Abstract:
The internet has become one of the most widespread platforms for information
exchange and retrieval as the number of news websites is increasing rapidly. During
the last decade, most of the major newspapers have developed web sites providing
news and other information. In addition, web-only newspapers have also appeared.
News aggregator is a good substitute for news sites like BBC news. Because news
aggregators can index not just the content of the BBC news but all other news sites,
giving it a huge advantage in coverage. On the other hand, news aggregators may
complement online news sites. Because news consumers incur costs (time and effort)
in searching for news that are important to them and also they will compare the
expected benefit from visiting a news site to the expected search cost, where that cost
includes becoming aware of the existence of the site and finding how to navigate it.
There are few news aggregators like Google News, News Look Up, Fark which
provide news aggregation facilities, but they are proprietary and there are privacy
concerns about the user along with the biasness of these aggregators. In order to
benefit more from the available information, the objective of the research is to
develop a technical framework, gathering online news and approach to recognize
most important latest news and display the recognized news items that society is
interested in without any bias. Presenting crawled news items in a way that it displays
the trending topics in society will increase the awareness of the reader. In order to do
that news classification and ranking is a needed.

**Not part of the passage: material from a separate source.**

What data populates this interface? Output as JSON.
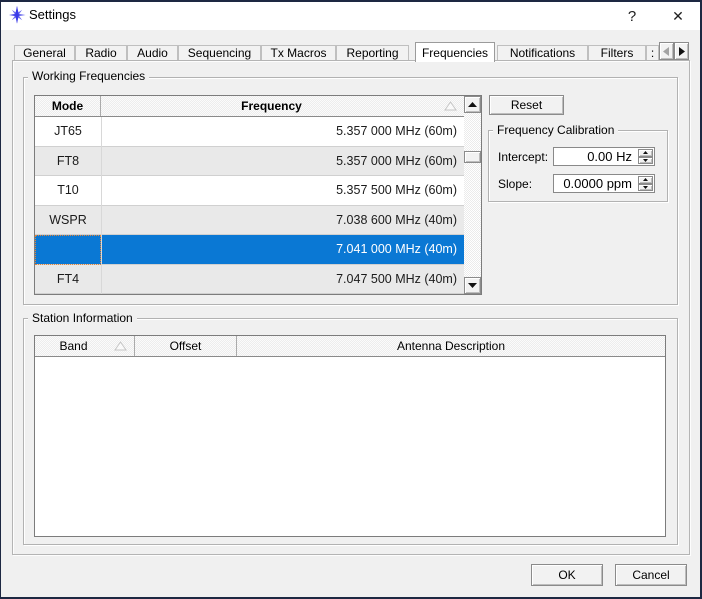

News items for the framework will be gathered through (RSS) feeds. Gathered news
feeds will be stored and will be preprocessed. Keywords will be extracted from an
algorithm that can be worked with any language that has basic Morphological tools
for language processing. Category classification of the news items will be done using
a method that is based on the keyword extraction algorithm. Topic detection and
classification of the news items will be done to the category classified news items
using an algorithm that requires no corpus for statistics or training data. The ranking
of the news article, topic and source will be done using an approach which is based
on the virtual graph model. In the ranking process, similarity between articles are
calculated manually and it will be automated using the cosine similarity.